All of which made the 24-year-old an unlikely pick for the difficult task of rebuilding Iraq's shuttered stock exchange. But Mr. Hallen, a private-sector development officer for the U.S.-led Coalition Provisional Authority, was given the job immediately after arriving in Baghdad in September.
The headquarters of the old Iraqi exchange, where brokers in blue vests scribbled trades on boards, was looted after the war and is now occupied by squatters. Several listed companies no longer exist, and many Iraqi companies' majority shareholders -- Saddam Hussein and his friends and relatives -- are either dead or in prison. A new exchange is supposed to open in temporary quarters next month, but impatient brokers already meet privately in their homes and offices to trade shares.
Doesn't this smell like familly ties or something?
The Army had a guy set up that was a former vice-president and chief economic advisor for NASDAQ.
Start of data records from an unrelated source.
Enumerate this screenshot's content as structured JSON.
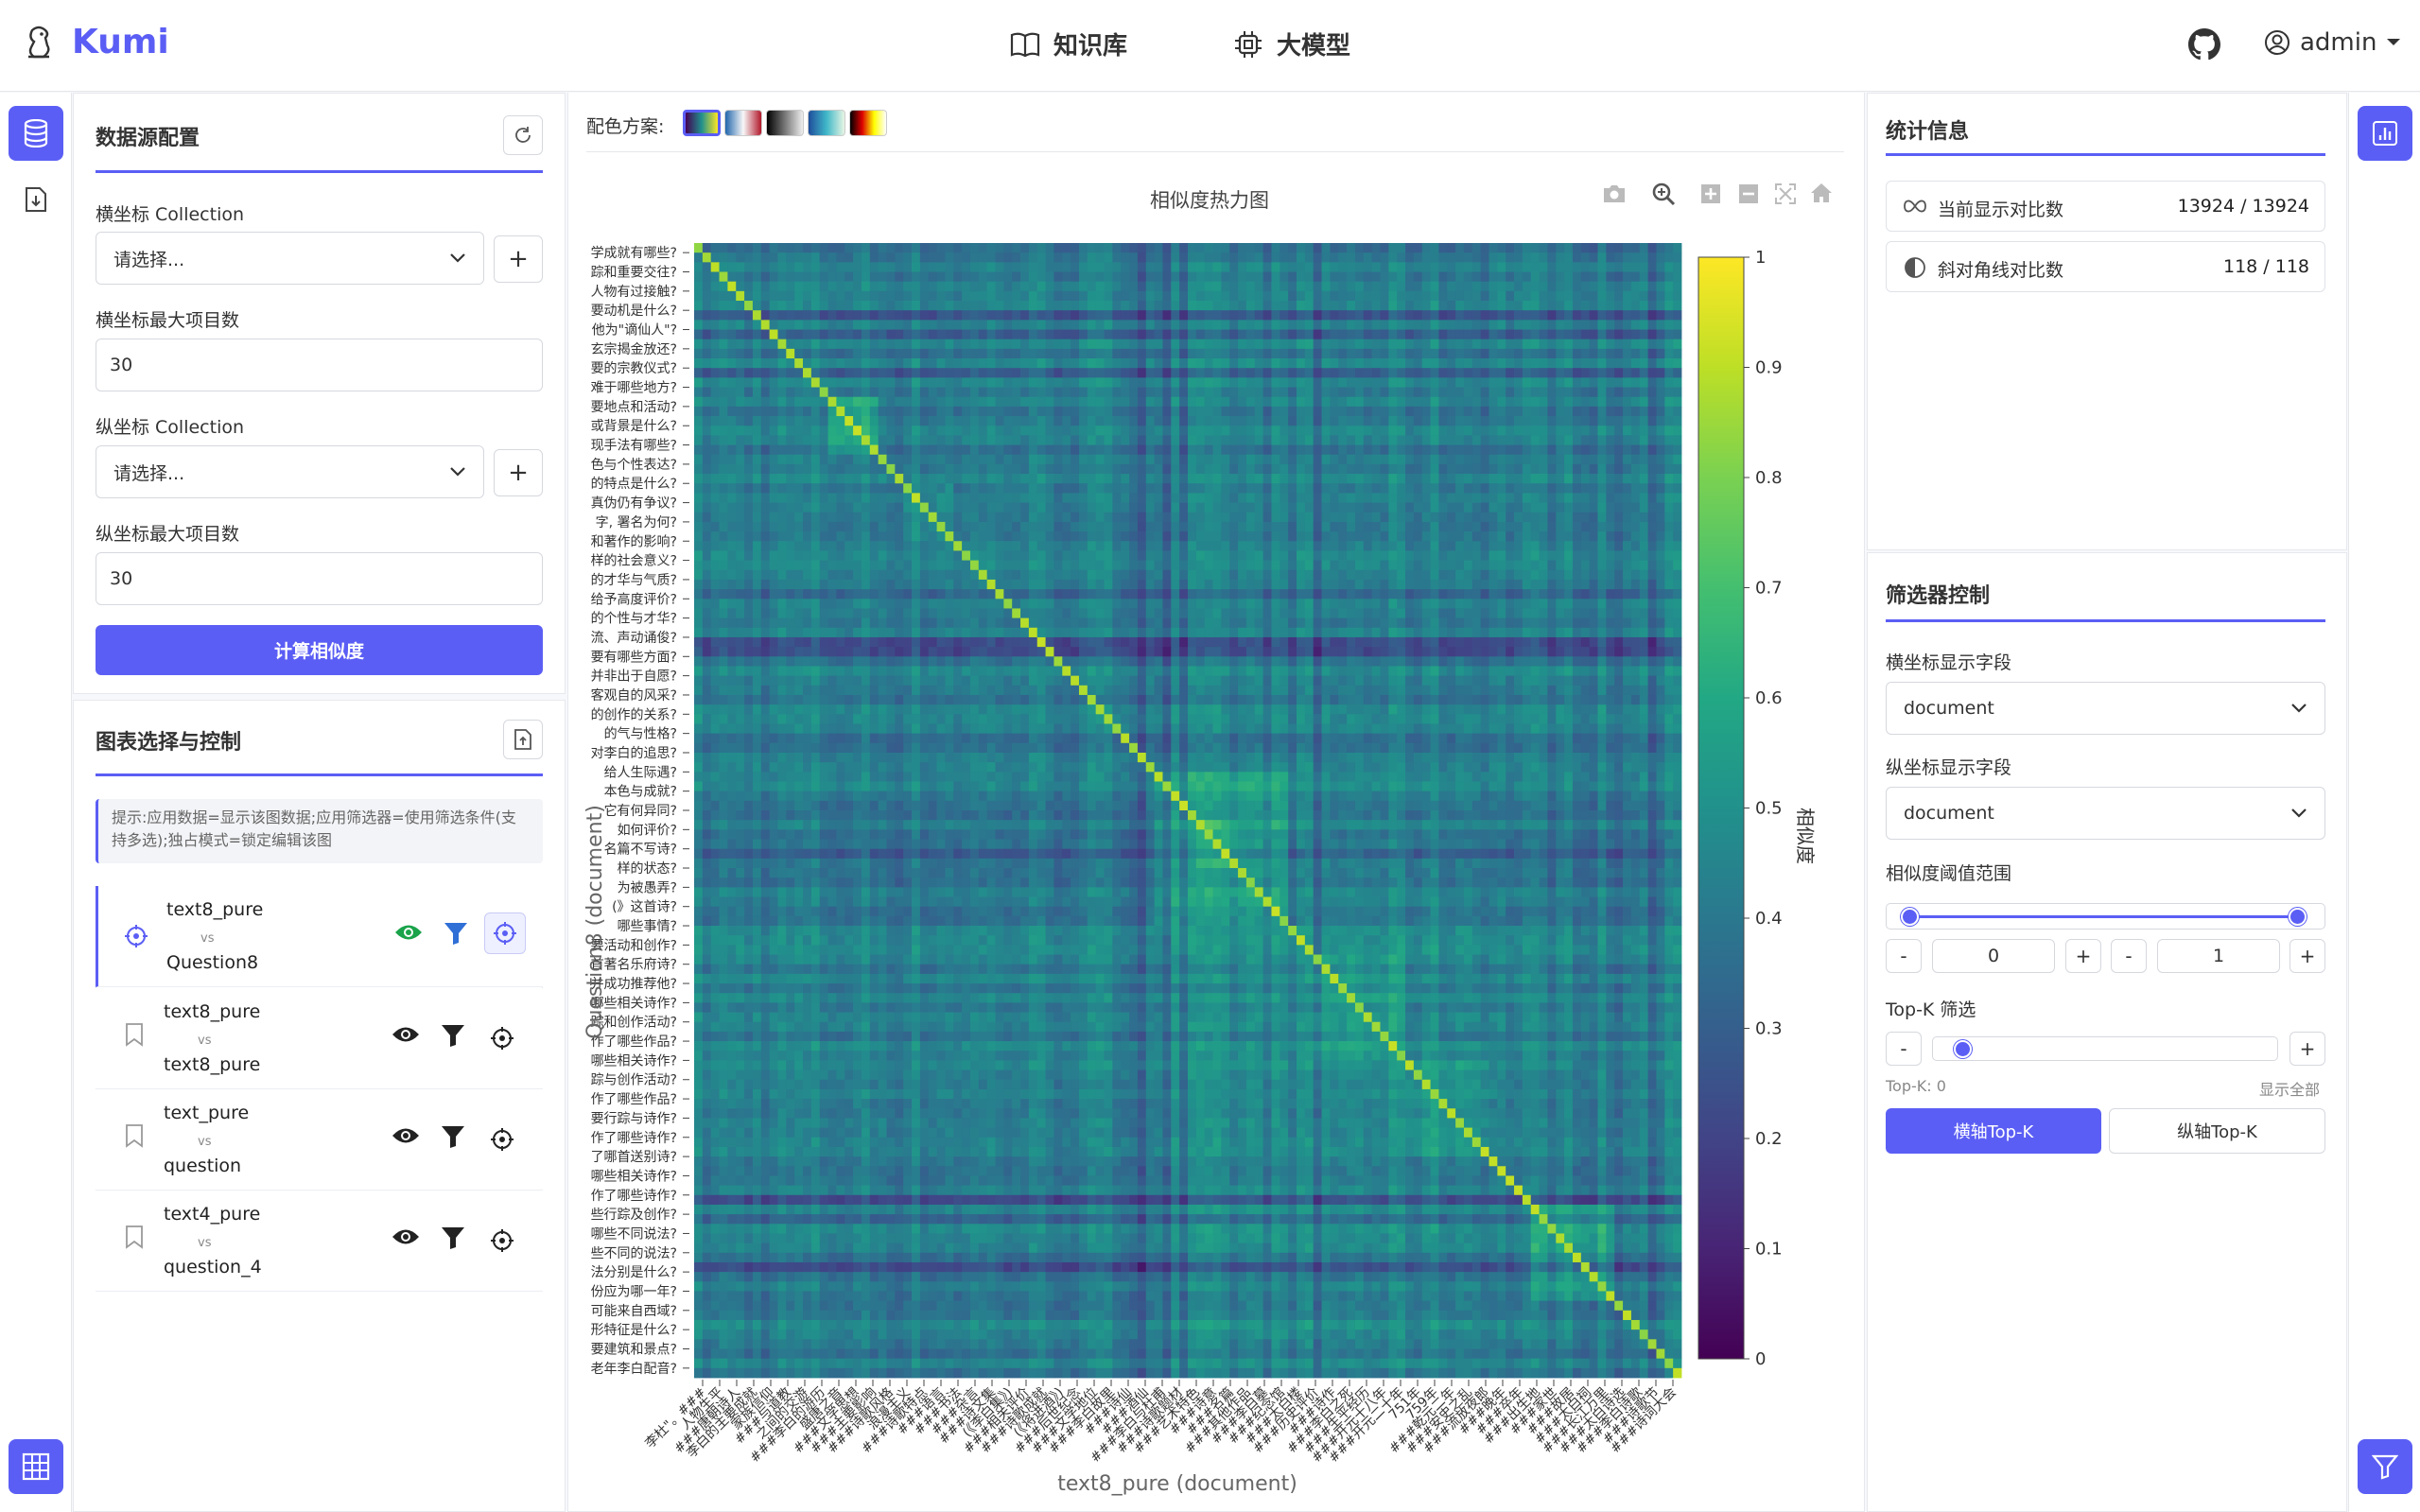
{
  "app": {
    "name": "Kumi"
  },
  "nav": {
    "knowledge_base": "知识库",
    "llm": "大模型",
    "user": "admin"
  },
  "datasource": {
    "title": "数据源配置",
    "x_collection_label": "横坐标 Collection",
    "x_collection_value": "请选择...",
    "x_max_label": "横坐标最大项目数",
    "x_max_value": "30",
    "y_collection_label": "纵坐标 Collection",
    "y_collection_value": "请选择...",
    "y_max_label": "纵坐标最大项目数",
    "y_max_value": "30",
    "compute_button": "计算相似度"
  },
  "charts_panel": {
    "title": "图表选择与控制",
    "hint": "提示:应用数据=显示该图数据;应用筛选器=使用筛选条件(支持多选);独占模式=锁定编辑该图",
    "vs": "vs",
    "items": [
      {
        "a": "text8_pure",
        "b": "Question8",
        "active": true
      },
      {
        "a": "text8_pure",
        "b": "text8_pure",
        "active": false
      },
      {
        "a": "text_pure",
        "b": "question",
        "active": false
      },
      {
        "a": "text4_pure",
        "b": "question_4",
        "active": false
      }
    ]
  },
  "colorscheme": {
    "label": "配色方案:",
    "schemes": [
      "viridis",
      "red-blue",
      "gray",
      "blue-green",
      "hot"
    ],
    "selected": "viridis"
  },
  "chart_data": {
    "type": "heatmap",
    "title": "相似度热力图",
    "xlabel": "text8_pure (document)",
    "ylabel": "Question8 (document)",
    "colorbar_label": "相似度",
    "colorbar_ticks": [
      "1",
      "0.9",
      "0.8",
      "0.7",
      "0.6",
      "0.5",
      "0.4",
      "0.3",
      "0.2",
      "0.1",
      "0"
    ],
    "range": [
      0,
      1
    ],
    "colorscale": "viridis",
    "diagonal_pairs": "118 / 118",
    "y_tick_labels": [
      "学成就有哪些?",
      "踪和重要交往?",
      "人物有过接触?",
      "要动机是什么?",
      "他为\"谪仙人\"?",
      "玄宗揭金放还?",
      "要的宗教仪式?",
      "难于哪些地方?",
      "要地点和活动?",
      "或背景是什么?",
      "现手法有哪些?",
      "色与个性表达?",
      "的特点是什么?",
      "真伪仍有争议?",
      "字, 署名为何?",
      "和著作的影响?",
      "样的社会意义?",
      "的才华与气质?",
      "给予高度评价?",
      "的个性与才华?",
      "流、声动诵俊?",
      "要有哪些方面?",
      "并非出于自愿?",
      "客观自的风采?",
      "的创作的关系?",
      "的气与性格?",
      "对李白的追思?",
      "给人生际遇?",
      "本色与成就?",
      "它有何异同?",
      "如何评价?",
      "名篇不写诗?",
      "样的状态?",
      "为被愚弄?",
      "(》这首诗?",
      "哪些事情?",
      "要活动和创作?",
      "首著名乐府诗?",
      "并成功推荐他?",
      "哪些相关诗作?",
      "踪和创作活动?",
      "作了哪些作品?",
      "哪些相关诗作?",
      "踪与创作活动?",
      "作了哪些作品?",
      "要行踪与诗作?",
      "作了哪些诗作?",
      "了哪首送别诗?",
      "哪些相关诗作?",
      "作了哪些诗作?",
      "些行踪及创作?",
      "哪些不同说法?",
      "些不同的说法?",
      "法分别是什么?",
      "份应为哪一年?",
      "可能来自西域?",
      "形特征是什么?",
      "要建筑和景点?",
      "老年李白配音?"
    ],
    "x_tick_labels": [
      "李杜\"。###",
      "人物生平",
      "###唐朝诗人",
      "李白的主要成就",
      "家族信仰",
      "###与道教",
      "之间的交游",
      "###李白的游历",
      "盛唐之音",
      "###文学思想",
      "###主要影响",
      "###诗歌风格",
      "浪漫主义",
      "###诗歌特点",
      "###语言",
      "###书法",
      "###杂言",
      "###诗文集",
      "(《李白集》)",
      "###相关评价",
      "###诗歌成就",
      "(《将进酒》)",
      "###后世纪念",
      "###文学地位",
      "###李白故里",
      "###诗仙",
      "###酒仙",
      "###李白与杜甫",
      "###诗歌题材",
      "###艺术特色",
      "###诗意",
      "###名篇",
      "###其他作品",
      "###李白墓",
      "###纪念馆",
      "###太白楼",
      "###历史评价",
      "###诗作",
      "###李白之死",
      "###生平经历",
      "###开元十八年",
      "###开元二十年",
      "751年",
      "759年",
      "###乾元二年",
      "###安史之乱",
      "###流放夜郎",
      "###晚年",
      "###卒年",
      "###出生地",
      "###家世",
      "###故居",
      "###太白祠",
      "###长江万里",
      "###太白诗选",
      "###李白诗歌",
      "###诗歌节",
      "###诗词大会"
    ]
  },
  "toolbar_icons": [
    "camera-icon",
    "zoom-icon",
    "zoom-in-icon",
    "zoom-out-icon",
    "autoscale-icon",
    "home-icon"
  ],
  "stats": {
    "title": "统计信息",
    "current_label": "当前显示对比数",
    "current_value": "13924 / 13924",
    "diagonal_label": "斜对角线对比数",
    "diagonal_value": "118 / 118"
  },
  "filters": {
    "title": "筛选器控制",
    "x_field_label": "横坐标显示字段",
    "x_field_value": "document",
    "y_field_label": "纵坐标显示字段",
    "y_field_value": "document",
    "threshold_label": "相似度阈值范围",
    "threshold_min": "0",
    "threshold_max": "1",
    "topk_label": "Top-K 筛选",
    "topk_value_text": "Top-K: 0",
    "topk_show_all": "显示全部",
    "topk_x_button": "横轴Top-K",
    "topk_y_button": "纵轴Top-K",
    "minus": "-",
    "plus": "+"
  },
  "colors": {
    "accent": "#5b5ef4",
    "eye_active": "#1aa34a",
    "filter_active": "#2f6fd6"
  }
}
My main job responsibility here is to manage the re-establishment of the Baghdad Stock Exchange. There's an Army civil affairs guy who's been working on the project for a few months, has made some good contacts and has found some good potential properties that I'll view this week, so there's some good groundwork. But I'm the head CPA person in charge. My job is to know exactly what needs to get done, what skills and expertise and money and equipment are needed, and to contact/hire the right people.